With that, he lobbed a pair of flash-bang grenades in the direction of the enemy’s fire. They had split up, two in one group with a long gunner trying to flank. Lyons knew that he wouldn’t have much of an opportunity, even with the blinding and deafening force of the twin shock bombs. The headgear they wore would mitigate much of the force, but Lyons’s throws had been true. He was counting on a close-range burst of light and sound to buy him a few seconds.

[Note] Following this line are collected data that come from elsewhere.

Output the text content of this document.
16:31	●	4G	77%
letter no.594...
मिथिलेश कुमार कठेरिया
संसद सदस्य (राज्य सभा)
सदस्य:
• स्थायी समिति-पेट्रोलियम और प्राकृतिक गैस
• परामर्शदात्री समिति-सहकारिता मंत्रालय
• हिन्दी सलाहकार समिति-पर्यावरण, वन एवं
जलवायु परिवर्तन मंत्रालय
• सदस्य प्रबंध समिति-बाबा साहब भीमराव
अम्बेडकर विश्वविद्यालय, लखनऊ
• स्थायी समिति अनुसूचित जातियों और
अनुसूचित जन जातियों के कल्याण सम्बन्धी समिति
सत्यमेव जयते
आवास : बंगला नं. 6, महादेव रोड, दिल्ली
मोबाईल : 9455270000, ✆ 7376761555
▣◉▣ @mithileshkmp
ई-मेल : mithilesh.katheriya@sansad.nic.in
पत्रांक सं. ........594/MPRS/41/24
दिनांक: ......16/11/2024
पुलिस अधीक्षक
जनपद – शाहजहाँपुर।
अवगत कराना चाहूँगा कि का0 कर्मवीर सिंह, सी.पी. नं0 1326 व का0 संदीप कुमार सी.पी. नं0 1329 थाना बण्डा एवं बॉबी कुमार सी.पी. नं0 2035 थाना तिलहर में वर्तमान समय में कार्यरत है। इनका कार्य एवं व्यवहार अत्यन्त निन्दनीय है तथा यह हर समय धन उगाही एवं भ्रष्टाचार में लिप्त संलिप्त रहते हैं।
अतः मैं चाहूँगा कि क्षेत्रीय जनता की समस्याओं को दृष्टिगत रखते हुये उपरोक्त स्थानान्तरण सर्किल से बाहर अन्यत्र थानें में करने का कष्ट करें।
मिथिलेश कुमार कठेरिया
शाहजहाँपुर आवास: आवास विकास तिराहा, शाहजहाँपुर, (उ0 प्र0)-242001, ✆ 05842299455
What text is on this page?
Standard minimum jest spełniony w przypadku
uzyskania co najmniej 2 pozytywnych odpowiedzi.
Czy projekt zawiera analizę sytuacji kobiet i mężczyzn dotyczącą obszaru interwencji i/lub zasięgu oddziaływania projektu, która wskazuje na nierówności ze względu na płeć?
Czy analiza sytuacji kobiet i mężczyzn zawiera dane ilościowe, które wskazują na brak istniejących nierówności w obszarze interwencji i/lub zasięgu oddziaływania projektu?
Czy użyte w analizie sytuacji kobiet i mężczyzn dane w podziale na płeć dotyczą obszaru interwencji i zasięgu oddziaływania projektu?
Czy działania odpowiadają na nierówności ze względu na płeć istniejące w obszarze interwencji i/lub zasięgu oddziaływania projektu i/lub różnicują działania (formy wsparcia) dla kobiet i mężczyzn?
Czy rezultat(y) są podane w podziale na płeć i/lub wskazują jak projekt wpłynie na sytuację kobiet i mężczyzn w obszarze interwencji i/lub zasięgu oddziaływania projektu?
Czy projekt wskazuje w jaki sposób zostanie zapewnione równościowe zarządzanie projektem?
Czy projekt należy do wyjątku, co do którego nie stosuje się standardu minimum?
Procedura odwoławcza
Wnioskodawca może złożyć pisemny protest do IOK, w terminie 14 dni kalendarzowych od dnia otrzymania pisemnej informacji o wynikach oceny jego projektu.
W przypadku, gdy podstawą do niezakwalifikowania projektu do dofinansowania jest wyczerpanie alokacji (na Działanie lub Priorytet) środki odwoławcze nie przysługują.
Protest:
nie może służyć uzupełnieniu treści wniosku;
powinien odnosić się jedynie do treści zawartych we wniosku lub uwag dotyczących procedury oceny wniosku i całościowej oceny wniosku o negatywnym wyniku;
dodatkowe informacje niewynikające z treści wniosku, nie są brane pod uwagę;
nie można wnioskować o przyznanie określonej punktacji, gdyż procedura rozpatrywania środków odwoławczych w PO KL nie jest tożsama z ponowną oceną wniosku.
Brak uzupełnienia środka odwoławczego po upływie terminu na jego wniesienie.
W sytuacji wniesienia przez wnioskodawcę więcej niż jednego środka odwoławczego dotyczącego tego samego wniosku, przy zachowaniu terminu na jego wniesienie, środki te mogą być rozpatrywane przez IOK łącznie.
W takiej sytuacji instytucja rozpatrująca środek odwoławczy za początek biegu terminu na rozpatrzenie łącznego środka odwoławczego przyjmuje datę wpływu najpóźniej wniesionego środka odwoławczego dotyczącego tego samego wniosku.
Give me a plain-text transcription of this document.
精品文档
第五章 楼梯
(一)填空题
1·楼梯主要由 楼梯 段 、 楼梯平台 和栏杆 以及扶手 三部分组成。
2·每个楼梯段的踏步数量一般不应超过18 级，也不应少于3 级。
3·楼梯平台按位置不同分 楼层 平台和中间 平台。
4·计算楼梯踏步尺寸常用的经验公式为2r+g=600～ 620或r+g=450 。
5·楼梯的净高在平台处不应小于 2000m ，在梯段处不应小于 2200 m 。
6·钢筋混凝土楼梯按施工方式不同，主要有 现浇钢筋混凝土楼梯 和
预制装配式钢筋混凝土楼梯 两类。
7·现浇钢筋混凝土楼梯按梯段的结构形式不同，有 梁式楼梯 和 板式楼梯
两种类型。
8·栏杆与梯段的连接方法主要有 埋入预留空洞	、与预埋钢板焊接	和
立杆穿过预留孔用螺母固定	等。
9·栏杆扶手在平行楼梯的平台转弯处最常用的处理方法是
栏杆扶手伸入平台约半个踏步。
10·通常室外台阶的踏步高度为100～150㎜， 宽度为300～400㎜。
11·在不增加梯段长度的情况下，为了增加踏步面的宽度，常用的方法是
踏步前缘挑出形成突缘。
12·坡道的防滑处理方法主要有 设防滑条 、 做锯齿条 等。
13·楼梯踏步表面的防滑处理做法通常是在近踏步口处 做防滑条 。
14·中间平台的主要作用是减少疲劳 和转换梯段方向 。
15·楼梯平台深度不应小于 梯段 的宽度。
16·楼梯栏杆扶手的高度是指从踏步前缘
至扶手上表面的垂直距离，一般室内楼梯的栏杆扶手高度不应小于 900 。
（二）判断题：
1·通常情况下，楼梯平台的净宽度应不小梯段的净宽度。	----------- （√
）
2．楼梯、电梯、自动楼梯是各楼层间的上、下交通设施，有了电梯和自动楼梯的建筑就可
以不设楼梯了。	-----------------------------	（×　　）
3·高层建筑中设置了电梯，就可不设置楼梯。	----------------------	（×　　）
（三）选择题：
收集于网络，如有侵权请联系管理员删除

He was up and firing, catching a fleeting touch of the bang. The two gunners he’d targeted as one clump were staggered where they stood, and Lyons poured on the heat from his machine pistol. The 40-round magazine disappeared in the space of seconds, but the Able Team commander had found every weak point in his opponents’ armor, punching bullets deep into their vitals. The lifeless men dropped their weapons, slumping to the ground.
As they fell, the last of the gunners was recovering from the concussion grenade that had rocked him. That mercenary was on Lyons’s flank, right in his blind spot. With a clear shot and no other enemies in sight, the rifleman took an extra moment to line up on the “vulnerable” Lyons when the thunder and bellow of Blancanales’s Smith and Wesson .45 erupted from ground level.
The shooter dropped his weapon as two 230-grain slugs struck him in one hip, shattering bone and snapping his pelvis. The twin slugs mushroomed on impact, going from just under half of an inch to a full three quarters of an inch of blossomed lead and copper. The duo of hammer blows tore an ugly, brutal channel through the gunman’s groin, breaking his other hip on the way out.